Lead Into Gold: IPSCs Improve Parkinson’s in Rats

A new study has just been released finding that the new Induced Pluripotent Stem Cells were efficacious in alleviating the symptoms of Parkinson’s in rats. From the story:

A novel and untested stem cell therapy has significantly improved the symptoms of Parkinson’s disease in rats, according to a study released Monday. Researchers at the Whitehead Institute for Biomedical Research in Cambridge, Massachusetts, used a relatively new technique to re-engineer stem cells from skin cells and then treat rats with the debilitating neurological disease.

When the rats were tested weeks after the cell transplant, their Parkinson’s symptoms were significantly reduced, confirming that these substitutes for embryonic stem cells, so-called reprogrammed stem cells, can replace lost or damaged neurons.

In essence, this was therapeutic cloning without the cloning, since the cells were (rat) subject specific and tailor made from the cells of the animal, so no immune rejection:

Wernig and his colleagues took skin cells from adult mice and induced pluripotent stem cells (IPS cells) by using retroviruses to activate genes that turned them into stem cells.

The IPS cells were then differentiated into neural precursor cells and dopamine neurons using techniques originally developed in embryonic stem cells.
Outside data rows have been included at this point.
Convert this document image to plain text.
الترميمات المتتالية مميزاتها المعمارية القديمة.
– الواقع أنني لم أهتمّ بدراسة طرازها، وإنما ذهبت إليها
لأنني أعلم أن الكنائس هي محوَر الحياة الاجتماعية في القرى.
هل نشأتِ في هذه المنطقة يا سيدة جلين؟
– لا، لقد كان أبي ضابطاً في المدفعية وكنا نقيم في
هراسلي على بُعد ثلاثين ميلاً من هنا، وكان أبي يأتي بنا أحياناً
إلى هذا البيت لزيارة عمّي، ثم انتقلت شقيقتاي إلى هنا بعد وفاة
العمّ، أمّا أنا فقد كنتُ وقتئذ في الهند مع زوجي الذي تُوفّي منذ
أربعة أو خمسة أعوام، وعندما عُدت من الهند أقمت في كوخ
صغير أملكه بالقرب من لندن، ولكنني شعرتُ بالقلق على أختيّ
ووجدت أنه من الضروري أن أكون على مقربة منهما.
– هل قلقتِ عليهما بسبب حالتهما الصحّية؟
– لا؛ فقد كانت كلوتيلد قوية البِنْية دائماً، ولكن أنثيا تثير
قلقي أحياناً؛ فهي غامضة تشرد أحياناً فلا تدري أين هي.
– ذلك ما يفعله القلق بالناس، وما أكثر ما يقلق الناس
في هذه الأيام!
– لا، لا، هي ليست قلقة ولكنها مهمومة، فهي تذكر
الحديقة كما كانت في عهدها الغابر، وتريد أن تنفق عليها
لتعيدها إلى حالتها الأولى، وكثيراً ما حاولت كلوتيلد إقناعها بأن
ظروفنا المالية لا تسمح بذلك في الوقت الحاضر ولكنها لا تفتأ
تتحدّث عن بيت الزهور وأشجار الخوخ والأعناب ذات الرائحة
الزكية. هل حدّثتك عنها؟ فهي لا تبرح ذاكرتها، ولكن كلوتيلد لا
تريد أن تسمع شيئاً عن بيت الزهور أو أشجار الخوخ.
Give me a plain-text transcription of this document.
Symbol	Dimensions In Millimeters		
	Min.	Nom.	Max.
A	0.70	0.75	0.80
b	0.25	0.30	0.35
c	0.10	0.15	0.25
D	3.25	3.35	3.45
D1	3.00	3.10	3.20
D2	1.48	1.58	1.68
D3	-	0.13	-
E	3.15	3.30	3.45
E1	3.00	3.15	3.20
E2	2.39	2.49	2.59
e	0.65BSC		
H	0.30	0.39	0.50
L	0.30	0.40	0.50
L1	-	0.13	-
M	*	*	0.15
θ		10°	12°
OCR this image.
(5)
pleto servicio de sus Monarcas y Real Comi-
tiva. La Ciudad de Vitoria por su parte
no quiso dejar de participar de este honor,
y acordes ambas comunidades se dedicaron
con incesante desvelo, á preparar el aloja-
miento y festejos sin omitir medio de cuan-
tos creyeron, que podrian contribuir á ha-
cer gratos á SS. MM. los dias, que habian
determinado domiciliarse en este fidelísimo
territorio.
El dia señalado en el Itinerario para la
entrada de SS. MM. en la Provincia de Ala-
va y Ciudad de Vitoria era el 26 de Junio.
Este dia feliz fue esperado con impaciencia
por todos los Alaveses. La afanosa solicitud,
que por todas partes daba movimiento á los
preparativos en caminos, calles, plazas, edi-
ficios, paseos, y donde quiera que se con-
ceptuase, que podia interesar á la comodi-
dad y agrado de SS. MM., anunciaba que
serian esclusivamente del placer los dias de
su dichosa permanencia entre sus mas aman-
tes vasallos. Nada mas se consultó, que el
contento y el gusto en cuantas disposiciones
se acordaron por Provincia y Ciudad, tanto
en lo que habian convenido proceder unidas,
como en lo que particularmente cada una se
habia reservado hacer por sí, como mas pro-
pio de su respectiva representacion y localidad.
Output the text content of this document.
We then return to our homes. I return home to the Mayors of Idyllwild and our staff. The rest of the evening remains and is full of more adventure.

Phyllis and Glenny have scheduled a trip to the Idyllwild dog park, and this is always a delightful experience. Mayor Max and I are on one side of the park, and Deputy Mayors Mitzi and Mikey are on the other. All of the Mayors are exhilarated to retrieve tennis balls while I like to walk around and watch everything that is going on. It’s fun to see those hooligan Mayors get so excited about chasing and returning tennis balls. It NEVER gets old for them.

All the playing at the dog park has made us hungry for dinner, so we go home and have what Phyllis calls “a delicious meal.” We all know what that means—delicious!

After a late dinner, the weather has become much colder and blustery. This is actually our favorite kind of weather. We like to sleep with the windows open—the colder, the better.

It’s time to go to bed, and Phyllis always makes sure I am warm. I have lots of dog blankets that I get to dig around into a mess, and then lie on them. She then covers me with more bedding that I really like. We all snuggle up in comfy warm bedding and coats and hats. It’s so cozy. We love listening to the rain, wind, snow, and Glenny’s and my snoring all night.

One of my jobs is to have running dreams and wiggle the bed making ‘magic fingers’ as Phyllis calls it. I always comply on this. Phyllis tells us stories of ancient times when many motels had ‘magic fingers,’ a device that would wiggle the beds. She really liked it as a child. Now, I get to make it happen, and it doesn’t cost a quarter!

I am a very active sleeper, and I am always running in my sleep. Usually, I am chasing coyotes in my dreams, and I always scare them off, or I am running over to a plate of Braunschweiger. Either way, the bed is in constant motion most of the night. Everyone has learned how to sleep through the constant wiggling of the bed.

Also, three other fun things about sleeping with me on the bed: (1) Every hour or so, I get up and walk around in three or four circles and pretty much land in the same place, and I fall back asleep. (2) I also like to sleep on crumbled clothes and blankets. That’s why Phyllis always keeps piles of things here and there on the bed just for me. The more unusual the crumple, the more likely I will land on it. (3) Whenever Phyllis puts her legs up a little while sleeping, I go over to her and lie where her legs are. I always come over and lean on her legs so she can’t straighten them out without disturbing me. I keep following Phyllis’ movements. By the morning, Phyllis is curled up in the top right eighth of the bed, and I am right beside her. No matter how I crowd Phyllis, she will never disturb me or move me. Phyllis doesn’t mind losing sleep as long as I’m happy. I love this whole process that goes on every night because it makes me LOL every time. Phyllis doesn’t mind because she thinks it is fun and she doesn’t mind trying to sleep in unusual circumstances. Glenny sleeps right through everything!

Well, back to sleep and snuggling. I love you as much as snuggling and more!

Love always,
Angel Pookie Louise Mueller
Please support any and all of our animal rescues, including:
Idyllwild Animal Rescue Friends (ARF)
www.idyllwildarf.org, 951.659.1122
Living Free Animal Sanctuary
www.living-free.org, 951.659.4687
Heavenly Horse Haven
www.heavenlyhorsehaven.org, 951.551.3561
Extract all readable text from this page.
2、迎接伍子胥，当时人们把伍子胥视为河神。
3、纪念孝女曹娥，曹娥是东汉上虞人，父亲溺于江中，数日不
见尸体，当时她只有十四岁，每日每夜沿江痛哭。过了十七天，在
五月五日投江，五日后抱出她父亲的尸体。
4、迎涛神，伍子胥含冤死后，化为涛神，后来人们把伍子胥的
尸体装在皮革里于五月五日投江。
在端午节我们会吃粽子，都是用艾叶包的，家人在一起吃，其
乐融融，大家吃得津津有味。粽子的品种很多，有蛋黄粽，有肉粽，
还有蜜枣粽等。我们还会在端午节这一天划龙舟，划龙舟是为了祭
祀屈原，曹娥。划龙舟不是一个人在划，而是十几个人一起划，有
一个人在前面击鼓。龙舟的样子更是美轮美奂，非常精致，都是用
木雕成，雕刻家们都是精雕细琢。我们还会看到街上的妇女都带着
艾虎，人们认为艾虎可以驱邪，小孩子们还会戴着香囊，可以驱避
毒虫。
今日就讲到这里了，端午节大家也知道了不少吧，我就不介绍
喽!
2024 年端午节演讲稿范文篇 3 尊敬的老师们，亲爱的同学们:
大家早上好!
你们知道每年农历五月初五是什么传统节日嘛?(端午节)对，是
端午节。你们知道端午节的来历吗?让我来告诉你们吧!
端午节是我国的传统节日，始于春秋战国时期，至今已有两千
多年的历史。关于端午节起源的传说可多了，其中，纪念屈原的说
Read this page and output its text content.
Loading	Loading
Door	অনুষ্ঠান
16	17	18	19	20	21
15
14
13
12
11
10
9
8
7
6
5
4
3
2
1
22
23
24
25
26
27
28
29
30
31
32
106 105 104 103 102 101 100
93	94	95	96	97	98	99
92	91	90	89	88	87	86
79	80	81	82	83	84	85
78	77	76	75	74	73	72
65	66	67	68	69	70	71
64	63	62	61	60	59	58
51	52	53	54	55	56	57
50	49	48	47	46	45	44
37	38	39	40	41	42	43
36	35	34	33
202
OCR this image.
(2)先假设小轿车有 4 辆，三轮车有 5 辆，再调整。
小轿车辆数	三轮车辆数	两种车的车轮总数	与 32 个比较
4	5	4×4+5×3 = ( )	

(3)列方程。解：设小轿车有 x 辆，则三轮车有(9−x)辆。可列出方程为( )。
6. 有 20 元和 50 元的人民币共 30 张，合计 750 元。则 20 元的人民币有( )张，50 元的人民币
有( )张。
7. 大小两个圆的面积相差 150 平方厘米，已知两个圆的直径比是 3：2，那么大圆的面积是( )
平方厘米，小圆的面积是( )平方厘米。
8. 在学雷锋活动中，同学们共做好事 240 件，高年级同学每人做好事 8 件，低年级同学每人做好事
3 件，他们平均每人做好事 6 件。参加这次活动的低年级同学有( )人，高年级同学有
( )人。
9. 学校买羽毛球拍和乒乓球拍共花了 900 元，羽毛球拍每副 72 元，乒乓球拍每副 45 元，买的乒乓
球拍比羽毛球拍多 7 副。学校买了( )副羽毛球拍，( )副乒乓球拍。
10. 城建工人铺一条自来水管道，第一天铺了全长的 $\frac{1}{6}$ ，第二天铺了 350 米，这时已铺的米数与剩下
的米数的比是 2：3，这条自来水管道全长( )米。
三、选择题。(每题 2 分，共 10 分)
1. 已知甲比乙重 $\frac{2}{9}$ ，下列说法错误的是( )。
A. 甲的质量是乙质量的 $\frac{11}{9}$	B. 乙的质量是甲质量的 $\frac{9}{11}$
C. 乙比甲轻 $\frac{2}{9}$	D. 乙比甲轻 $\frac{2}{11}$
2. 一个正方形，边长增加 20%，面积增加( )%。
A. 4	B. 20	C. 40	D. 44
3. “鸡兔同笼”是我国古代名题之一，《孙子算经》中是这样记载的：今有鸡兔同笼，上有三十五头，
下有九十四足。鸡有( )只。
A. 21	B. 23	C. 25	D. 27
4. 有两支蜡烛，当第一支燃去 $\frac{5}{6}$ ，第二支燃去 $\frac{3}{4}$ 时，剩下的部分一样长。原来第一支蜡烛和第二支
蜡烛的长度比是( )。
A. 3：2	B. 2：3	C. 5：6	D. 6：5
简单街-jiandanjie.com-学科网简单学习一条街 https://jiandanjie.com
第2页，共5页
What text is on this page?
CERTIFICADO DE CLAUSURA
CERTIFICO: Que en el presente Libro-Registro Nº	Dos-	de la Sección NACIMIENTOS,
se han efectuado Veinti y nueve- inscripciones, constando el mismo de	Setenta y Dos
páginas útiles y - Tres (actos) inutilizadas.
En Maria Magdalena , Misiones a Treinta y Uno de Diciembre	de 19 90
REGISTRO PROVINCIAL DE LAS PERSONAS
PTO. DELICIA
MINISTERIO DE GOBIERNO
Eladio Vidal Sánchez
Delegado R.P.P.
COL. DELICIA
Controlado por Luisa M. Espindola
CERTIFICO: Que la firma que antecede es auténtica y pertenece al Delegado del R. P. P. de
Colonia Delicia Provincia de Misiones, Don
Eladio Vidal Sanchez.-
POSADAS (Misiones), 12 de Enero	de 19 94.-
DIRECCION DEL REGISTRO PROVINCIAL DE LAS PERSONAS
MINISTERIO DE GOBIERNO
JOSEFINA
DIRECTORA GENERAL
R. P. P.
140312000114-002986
Working with researchers at McLean Hospital/Harvard Medical School, Wernig and his colleagues grafted the lab-made dopamine neurons into rats.

IPSCs cause tumors like ESCRs, since they are pluripotent. I don’t know how many and whether tumors formed since the rats were euthanized and their brains studied at 8 weeks (further proof of the need for animal research). But in one fell swoop, IPSCs rushed past therapeutic cloning since scientists haven’t even been able yet to derive human cloned embryos and extract stem cells from them.